What they’re already saying in Seattle
Clark on Washington’s spring outlook: “UW’s greatest weakness is that it’s a wait-and-see situation on certain players when it comes to health. Left tackle Trey Adams and defensive back Jordan Miller suffered season-ending injuries against Arizona State. Receivers Chico McClatcher and Quinten Pounds also had season-ending injuries. All four have been held out of spring camp as they continue to recover. UW expects they’ll be on time with their recovery but it’s something to keep tabs on.
“If Adams is healthy, he’s considered to be the top tackle on a lot of NFL draft boards. Miller gives the secondary experience and size at cornerback. McClatcher and Pounds are important because the offense must replace Dante Pettis, who led the Huskies in receiving yards.
“Speaking of Pettis, special teams is an area of concern. UW has to find a way to replace an NCAA-record holder in punts returned for touchdowns. The battle for kicker has also been a bit of a dead heat at times, too.”
Clark on under-the-radar Huskies to watch for 2018: “Redshirt sophomore left guard Luke Wattenberg could be someone. He filled in for Adams at left tackle last year but moves inside. The belief is they should form a wall to protect Browning’s blind side while giving Gaskin and [Salvon] Ahmed room to roam.

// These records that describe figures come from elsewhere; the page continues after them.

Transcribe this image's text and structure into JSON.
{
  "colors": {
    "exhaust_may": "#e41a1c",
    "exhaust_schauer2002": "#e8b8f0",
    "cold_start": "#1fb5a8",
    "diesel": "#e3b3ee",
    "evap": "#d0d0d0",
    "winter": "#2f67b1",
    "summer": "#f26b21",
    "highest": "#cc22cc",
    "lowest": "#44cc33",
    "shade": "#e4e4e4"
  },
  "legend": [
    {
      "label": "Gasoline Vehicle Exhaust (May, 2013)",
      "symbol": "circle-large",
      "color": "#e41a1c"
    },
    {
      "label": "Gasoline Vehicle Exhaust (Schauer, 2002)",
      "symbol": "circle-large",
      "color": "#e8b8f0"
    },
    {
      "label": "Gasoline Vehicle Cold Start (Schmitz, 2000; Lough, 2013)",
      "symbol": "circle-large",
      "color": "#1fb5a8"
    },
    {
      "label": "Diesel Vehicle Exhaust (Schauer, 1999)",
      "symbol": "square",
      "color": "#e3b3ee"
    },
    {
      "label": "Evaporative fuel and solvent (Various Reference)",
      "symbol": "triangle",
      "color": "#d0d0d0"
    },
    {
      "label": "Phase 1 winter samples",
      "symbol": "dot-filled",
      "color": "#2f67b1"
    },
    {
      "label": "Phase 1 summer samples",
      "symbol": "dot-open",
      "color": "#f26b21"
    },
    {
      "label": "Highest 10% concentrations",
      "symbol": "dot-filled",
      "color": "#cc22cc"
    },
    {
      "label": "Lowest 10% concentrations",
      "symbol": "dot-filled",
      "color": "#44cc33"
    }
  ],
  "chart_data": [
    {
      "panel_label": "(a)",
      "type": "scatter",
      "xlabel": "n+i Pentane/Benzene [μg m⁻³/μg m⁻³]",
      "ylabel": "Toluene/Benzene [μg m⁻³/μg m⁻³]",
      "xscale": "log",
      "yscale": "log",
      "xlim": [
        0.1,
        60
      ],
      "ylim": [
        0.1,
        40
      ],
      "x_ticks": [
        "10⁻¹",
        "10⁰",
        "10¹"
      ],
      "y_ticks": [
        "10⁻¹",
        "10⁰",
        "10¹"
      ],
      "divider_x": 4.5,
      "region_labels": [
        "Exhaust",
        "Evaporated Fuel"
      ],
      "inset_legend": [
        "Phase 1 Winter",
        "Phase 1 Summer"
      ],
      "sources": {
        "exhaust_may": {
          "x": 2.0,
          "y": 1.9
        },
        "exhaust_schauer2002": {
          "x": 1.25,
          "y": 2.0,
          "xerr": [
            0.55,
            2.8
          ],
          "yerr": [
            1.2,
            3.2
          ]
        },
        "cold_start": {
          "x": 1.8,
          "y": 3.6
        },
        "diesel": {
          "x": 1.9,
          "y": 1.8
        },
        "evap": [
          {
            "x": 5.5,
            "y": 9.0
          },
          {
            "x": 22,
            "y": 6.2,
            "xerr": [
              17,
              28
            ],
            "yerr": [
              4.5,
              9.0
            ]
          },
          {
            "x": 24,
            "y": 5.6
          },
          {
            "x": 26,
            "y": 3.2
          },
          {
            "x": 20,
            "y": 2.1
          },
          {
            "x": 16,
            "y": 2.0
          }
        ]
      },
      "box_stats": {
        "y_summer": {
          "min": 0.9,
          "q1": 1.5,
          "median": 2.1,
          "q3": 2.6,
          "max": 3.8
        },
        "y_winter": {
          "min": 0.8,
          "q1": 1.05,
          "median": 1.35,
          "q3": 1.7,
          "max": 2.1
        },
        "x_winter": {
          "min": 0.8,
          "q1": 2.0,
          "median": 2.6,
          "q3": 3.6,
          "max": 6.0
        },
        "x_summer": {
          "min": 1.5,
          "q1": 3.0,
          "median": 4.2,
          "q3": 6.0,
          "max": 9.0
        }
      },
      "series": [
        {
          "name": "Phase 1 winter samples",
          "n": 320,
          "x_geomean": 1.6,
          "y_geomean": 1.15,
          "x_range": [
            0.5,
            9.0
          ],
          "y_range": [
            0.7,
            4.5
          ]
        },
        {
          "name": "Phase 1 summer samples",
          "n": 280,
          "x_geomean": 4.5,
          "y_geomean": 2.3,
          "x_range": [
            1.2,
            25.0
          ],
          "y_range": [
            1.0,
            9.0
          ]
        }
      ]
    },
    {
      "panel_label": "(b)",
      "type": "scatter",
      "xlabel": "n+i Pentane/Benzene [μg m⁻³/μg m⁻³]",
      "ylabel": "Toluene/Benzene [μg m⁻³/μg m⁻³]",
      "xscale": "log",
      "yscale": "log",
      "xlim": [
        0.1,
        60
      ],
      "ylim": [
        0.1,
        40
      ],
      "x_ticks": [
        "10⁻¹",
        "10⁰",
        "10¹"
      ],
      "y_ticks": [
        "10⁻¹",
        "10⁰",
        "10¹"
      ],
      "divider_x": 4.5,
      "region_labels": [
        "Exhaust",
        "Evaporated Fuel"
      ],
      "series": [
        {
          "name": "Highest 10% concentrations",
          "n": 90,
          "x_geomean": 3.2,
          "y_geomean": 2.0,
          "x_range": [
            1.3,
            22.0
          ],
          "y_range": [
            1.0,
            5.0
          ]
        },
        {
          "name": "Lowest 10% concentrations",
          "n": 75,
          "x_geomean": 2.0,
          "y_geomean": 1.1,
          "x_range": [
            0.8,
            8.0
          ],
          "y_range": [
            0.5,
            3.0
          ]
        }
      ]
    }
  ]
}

Wide receiver Aaron Fuller is another player on offense, as he played well over the final five games last season.
“On defense, look for outside linebacker Benning Potoa’e and [Austin] Joyner. Potoa’e has looked good at times this camp and he’s someone many of his teammates know has a ton of ability. It’s just about finding consistency. Joyner started 10 games last year but he’s still someone who may not get a ton of attention. That might change if he has another consistent year for UW.”
Clark on the Auburn-Washington matchup: “People are excited. We spoke with former Georgia quarterback Jacob Eason on Monday and he talked about how the Mercedes-Benz Stadium has a great atmosphere.
“Facing Auburn is another sign UW is heading in the right direction. Auburn is a marquee program and games like this are going to help UW going forward. Washington has faced Alabama and Penn State in the last few postseasons and will now open 2018 against Auburn. This is what you want if you’re UW. You want to be a team that plays the ‘Who’s Who of College Football’ on a yearly basis.
“Auburn-UW has a chance to be a really good opening game. But when it comes to a score or what we think could happen, any scenario seems possible.”